Database Management Basics

Database management is a system of managing the information that is used to support a company’s business operations. It involves storing data, distributing it to users and applications, editing it as needed and monitoring changes to data and stopping data corruption due unexpected failure. It is a part of a company’s informational infrastructure which aids in decision making and corporate growth, as well as compliance with laws such as the GDPR and the California Consumer Privacy Act.

The first database systems were developed in the 1960s by Charles Bachman, IBM and others. They developed into information management systems (IMS) that allowed for the storage and retrieve large amounts of data for a wide range of applications, from the calculation of inventory to supporting complicated financial accounting and human resources functions.

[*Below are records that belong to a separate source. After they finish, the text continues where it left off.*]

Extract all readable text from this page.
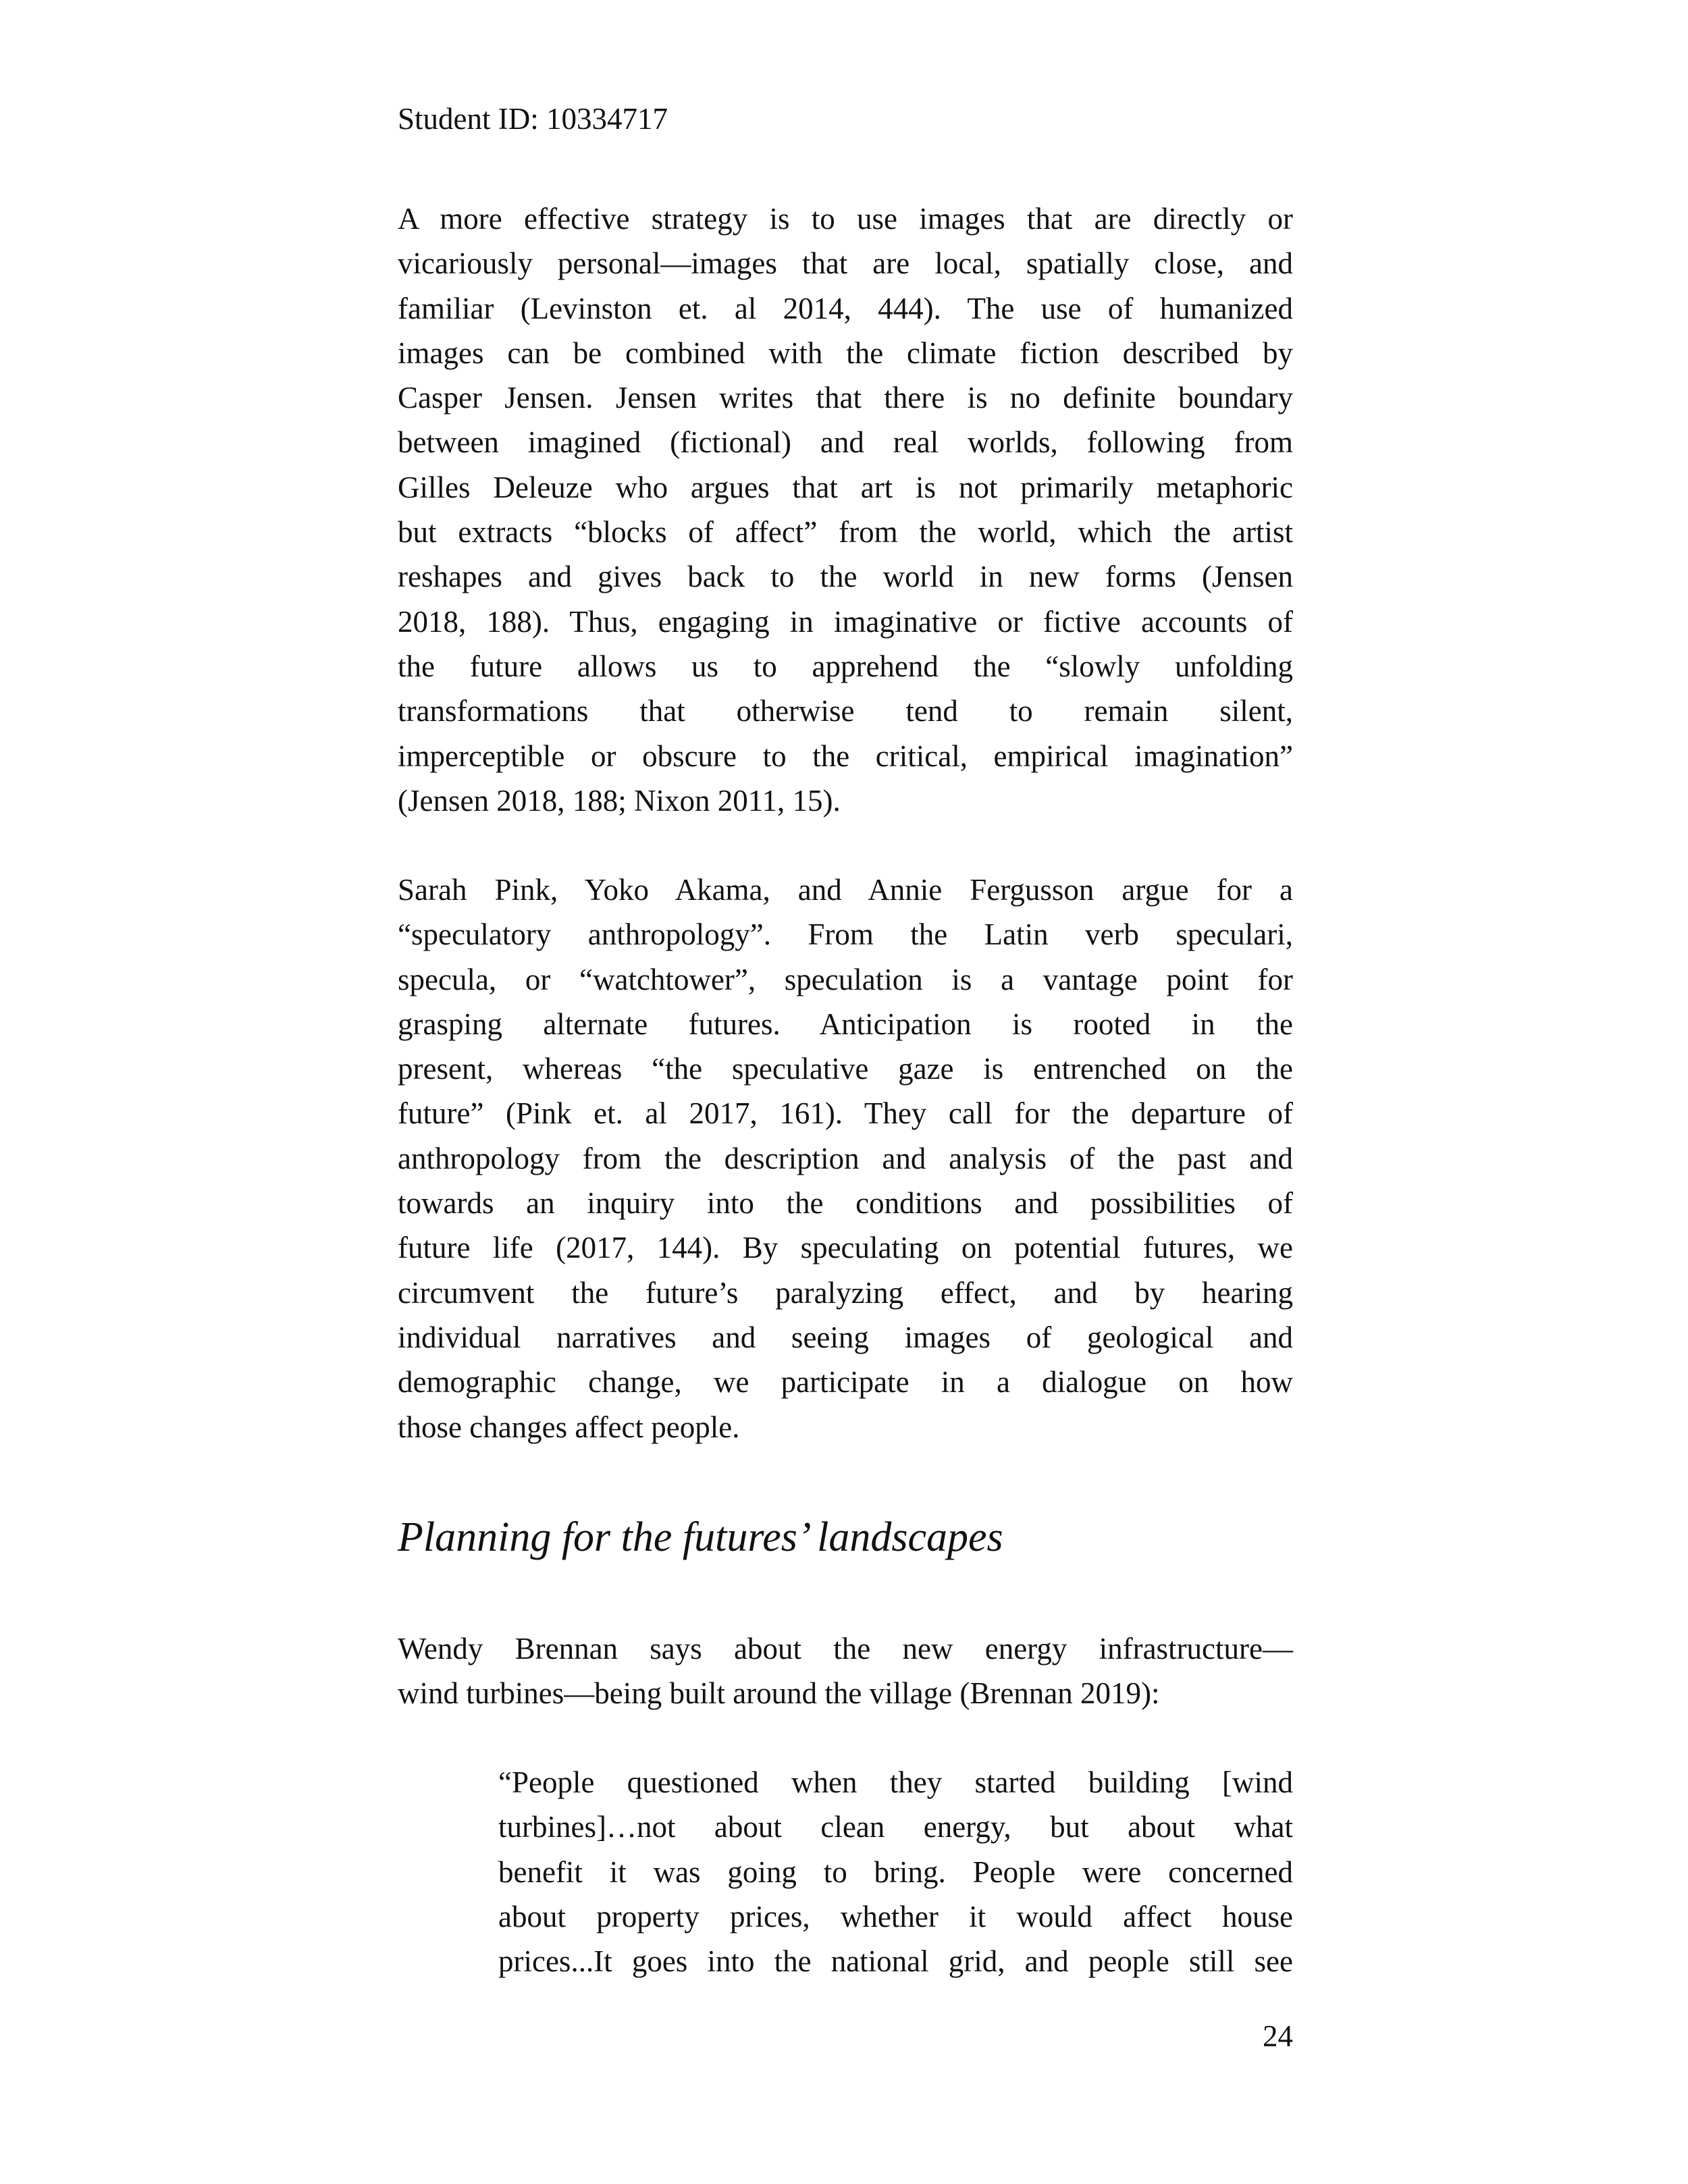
Student ID: 10334717
A more effective strategy is to use images that are directly or
vicariously personal—images that are local, spatially close, and
familiar (Levinston et. al 2014, 444). The use of humanized
images can be combined with the climate fiction described by
Casper Jensen. Jensen writes that there is no definite boundary
between imagined (fictional) and real worlds, following from
Gilles Deleuze who argues that art is not primarily metaphoric
but extracts “blocks of affect” from the world, which the artist
reshapes and gives back to the world in new forms (Jensen
2018, 188). Thus, engaging in imaginative or fictive accounts of
the future allows us to apprehend the “slowly unfolding
transformations that otherwise tend to remain silent,
imperceptible or obscure to the critical, empirical imagination”
(Jensen 2018, 188; Nixon 2011, 15).
Sarah Pink, Yoko Akama, and Annie Fergusson argue for a
“speculatory anthropology”. From the Latin verb speculari,
specula, or “watchtower”, speculation is a vantage point for
grasping alternate futures. Anticipation is rooted in the
present, whereas “the speculative gaze is entrenched on the
future” (Pink et. al 2017, 161). They call for the departure of
anthropology from the description and analysis of the past and
towards an inquiry into the conditions and possibilities of
future life (2017, 144). By speculating on potential futures, we
circumvent the future’s paralyzing effect, and by hearing
individual narratives and seeing images of geological and
demographic change, we participate in a dialogue on how
those changes affect people.
Planning for the futures’ landscapes
Wendy Brennan says about the new energy infrastructure—
wind turbines—being built around the village (Brennan 2019):
“People questioned when they started building [wind
turbines]…not about clean energy, but about what
benefit it was going to bring. People were concerned
about property prices, whether it would affect house
prices...It goes into the national grid, and people still see
24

A database is a set of tables which organize data according to the specific scheme, for example one-to-many relationships. It makes use of primary keys to identify records, and also allows cross-references between tables. Each table has a collection of fields, referred to as attributes, which provide information about data entities. Relational models, developed by E. F. “TedCodd Codd in the 1970s at IBM and IBM, are the most widely used type of database today. This design is based upon normalizing data to make it simpler to use. It also makes it simpler to update data without the necessity of changing several databases.

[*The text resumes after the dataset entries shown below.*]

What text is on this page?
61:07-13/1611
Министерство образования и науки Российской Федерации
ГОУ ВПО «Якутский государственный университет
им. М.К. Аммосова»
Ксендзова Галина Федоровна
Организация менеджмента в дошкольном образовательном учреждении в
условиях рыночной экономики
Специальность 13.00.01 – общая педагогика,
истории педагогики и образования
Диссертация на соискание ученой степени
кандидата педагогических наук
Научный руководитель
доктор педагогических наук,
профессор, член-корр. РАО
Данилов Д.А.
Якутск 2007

Most DBMSs support multiple types of databases by offering different internal and external levels of organization. The internal level is concerned with costs, scalability, and other operational concerns including the layout of the physical storage. The external level is how the database is displayed in user interfaces and other applications. It could comprise a mix of external views based on different models of data and can include virtual tables that are computed using generic data in order to improve the performance.